Character-level Chinese Backpack Language Models
This work addresses the problem of adapting interpretable language models to non-English languages like Chinese, which is incremental as it extends an existing method to a new domain.
The authors tackled the challenge of applying Backpack language models to character-tokenized Chinese, where words are often multi-character, and found that their 134M-parameter model performed comparably to a 104M-parameter Transformer, with character senses outperforming Transformer embeddings in lexical semantic evaluations and enabling bias reduction through intervention.
The Backpack is a Transformer alternative shown to improve interpretability in English language modeling by decomposing predictions into a weighted sum of token sense components.
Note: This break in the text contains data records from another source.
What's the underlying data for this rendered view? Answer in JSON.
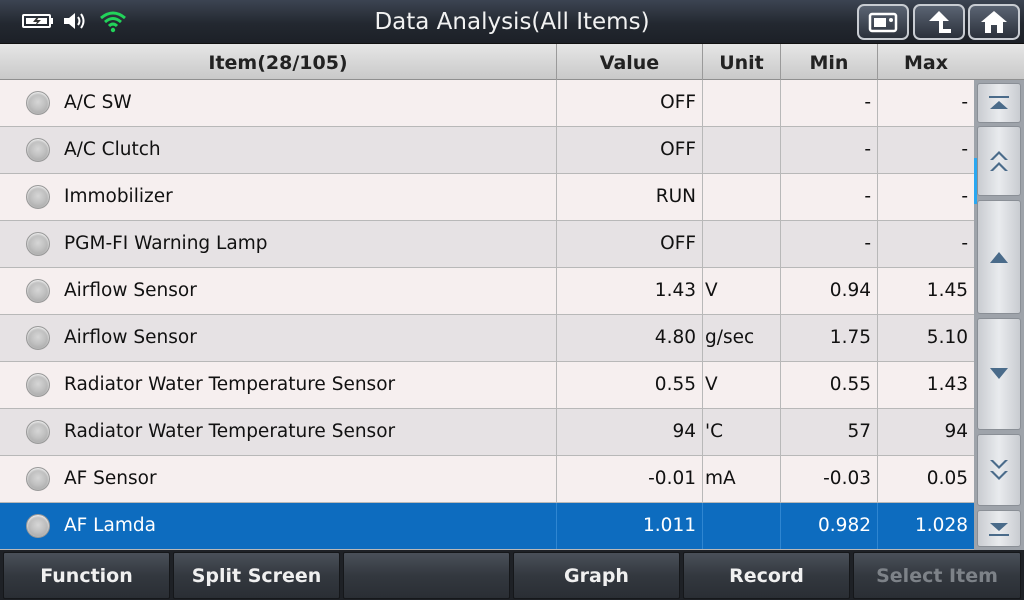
{
  "header": {
    "title": "Data Analysis(All Items)",
    "icons": [
      "battery-icon",
      "speaker-icon",
      "wifi-icon",
      "screenshot-icon",
      "back-icon",
      "home-icon"
    ]
  },
  "table": {
    "columns": {
      "item": "Item(28/105)",
      "value": "Value",
      "unit": "Unit",
      "min": "Min",
      "max": "Max"
    },
    "rows": [
      {
        "name": "A/C SW",
        "value": "OFF",
        "unit": "",
        "min": "-",
        "max": "-"
      },
      {
        "name": "A/C Clutch",
        "value": "OFF",
        "unit": "",
        "min": "-",
        "max": "-"
      },
      {
        "name": "Immobilizer",
        "value": "RUN",
        "unit": "",
        "min": "-",
        "max": "-"
      },
      {
        "name": "PGM-FI Warning Lamp",
        "value": "OFF",
        "unit": "",
        "min": "-",
        "max": "-"
      },
      {
        "name": "Airflow Sensor",
        "value": "1.43",
        "unit": "V",
        "min": "0.94",
        "max": "1.45"
      },
      {
        "name": "Airflow Sensor",
        "value": "4.80",
        "unit": "g/sec",
        "min": "1.75",
        "max": "5.10"
      },
      {
        "name": "Radiator Water Temperature Sensor",
        "value": "0.55",
        "unit": "V",
        "min": "0.55",
        "max": "1.43"
      },
      {
        "name": "Radiator Water Temperature Sensor",
        "value": "94",
        "unit": "'C",
        "min": "57",
        "max": "94"
      },
      {
        "name": "AF Sensor",
        "value": "-0.01",
        "unit": "mA",
        "min": "-0.03",
        "max": "0.05"
      },
      {
        "name": "AF Lamda",
        "value": "1.011",
        "unit": "",
        "min": "0.982",
        "max": "1.028"
      }
    ],
    "selected_row": 9
  },
  "footer": {
    "function": "Function",
    "split_screen": "Split Screen",
    "empty": "",
    "graph": "Graph",
    "record": "Record",
    "select_item": "Select Item"
  },
  "colors": {
    "selected_row": "#0d6cbf",
    "scroll_indicator": "#2aa7f0",
    "wifi": "#22d35a"
  }
}
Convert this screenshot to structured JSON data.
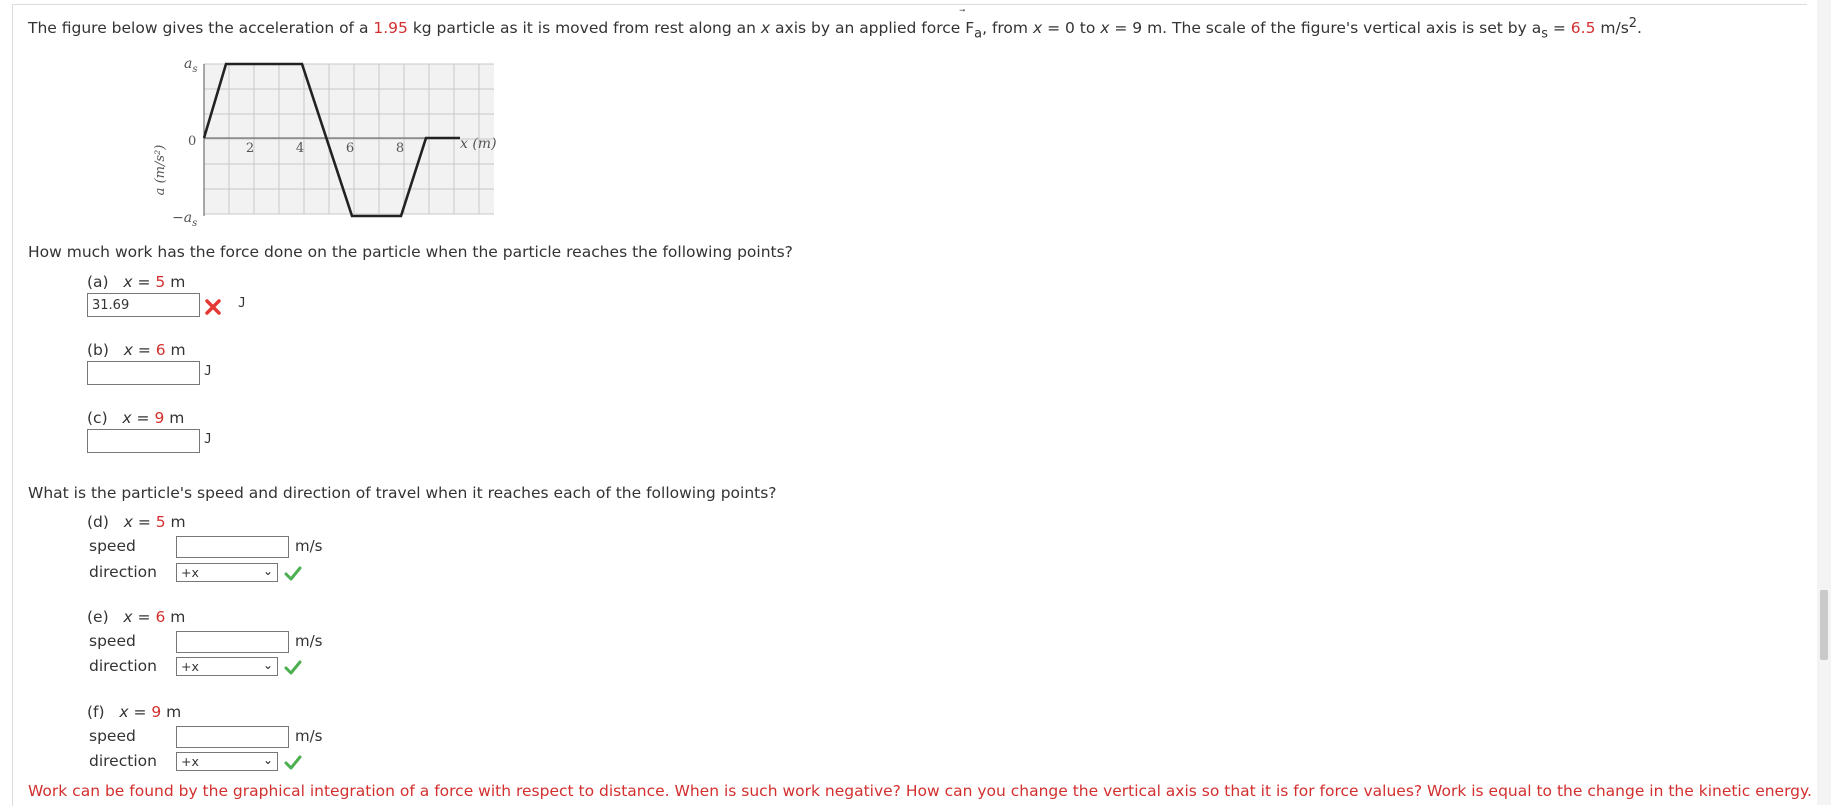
{
  "intro": {
    "p1": "The figure below gives the acceleration of a ",
    "mass": "1.95",
    "p2": " kg particle as it is moved from rest along an ",
    "x_var": "x",
    "p3": " axis by an applied force ",
    "force": "F",
    "force_sub": "a",
    "p4": ", from ",
    "from_x": "x",
    "p5": " = 0 to ",
    "to_x": "x",
    "p6": " = 9 m. The scale of the figure's vertical axis is set by a",
    "as_sub": "s",
    "p7": " = ",
    "as_value": "6.5",
    "p8": " m/s",
    "p8_sup": "2",
    "p9": "."
  },
  "figure": {
    "ytop_label": "a",
    "ytop_sub": "s",
    "ybottom_label": "−a",
    "ybottom_sub": "s",
    "zero_label": "0",
    "ylabel": "a (m/s²)",
    "xlabel": "x (m)",
    "xticks": [
      "2",
      "4",
      "6",
      "8"
    ]
  },
  "work": {
    "question": "How much work has the force done on the particle when the particle reaches the following points?",
    "parts": [
      {
        "tag": "(a)",
        "xv": "x",
        "eq": " = ",
        "val": "5",
        "unit_m": " m",
        "answer": "31.69",
        "unit": "J",
        "status": "wrong"
      },
      {
        "tag": "(b)",
        "xv": "x",
        "eq": " = ",
        "val": "6",
        "unit_m": " m",
        "answer": "",
        "unit": "J",
        "status": "none"
      },
      {
        "tag": "(c)",
        "xv": "x",
        "eq": " = ",
        "val": "9",
        "unit_m": " m",
        "answer": "",
        "unit": "J",
        "status": "none"
      }
    ]
  },
  "speed": {
    "question": "What is the particle's speed and direction of travel when it reaches each of the following points?",
    "speed_label": "speed",
    "direction_label": "direction",
    "unit": "m/s",
    "parts": [
      {
        "tag": "(d)",
        "xv": "x",
        "eq": " = ",
        "val": "5",
        "unit_m": " m",
        "speed": "",
        "direction": "+x"
      },
      {
        "tag": "(e)",
        "xv": "x",
        "eq": " = ",
        "val": "6",
        "unit_m": " m",
        "speed": "",
        "direction": "+x"
      },
      {
        "tag": "(f)",
        "xv": "x",
        "eq": " = ",
        "val": "9",
        "unit_m": " m",
        "speed": "",
        "direction": "+x"
      }
    ]
  },
  "hint": "Work can be found by the graphical integration of a force with respect to distance. When is such work negative? How can you change the vertical axis so that it is for force values? Work is equal to the change in the kinetic energy. How is",
  "colors": {
    "accent_red": "#d32f2f",
    "check_green": "#4caf50",
    "wrong_red": "#e53935"
  }
}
However, Backpacks' reliance on token-defined meaning raises questions as to their potential for languages other than English, a language for which subword tokenization provides a reasonable approximation for lexical items. In this work, we train, evaluate, interpret, and control Backpack language models in character-tokenized Chinese, in which words are often composed of many characters. We find that our (134M parameter) Chinese Backpack language model performs comparably to a (104M parameter) Transformer, and learns rich character-level meanings that log-additively compose to form word meanings. In SimLex-style lexical semantic evaluations, simple averages of Backpack character senses outperform input embeddings from a Transformer. We find that complex multi-character meanings are often formed by using the same per-character sense weights consistently across context. Exploring interpretability-through control, we show that we can localize a source of gender bias in our Backpacks to specific character senses and intervene to reduce the bias.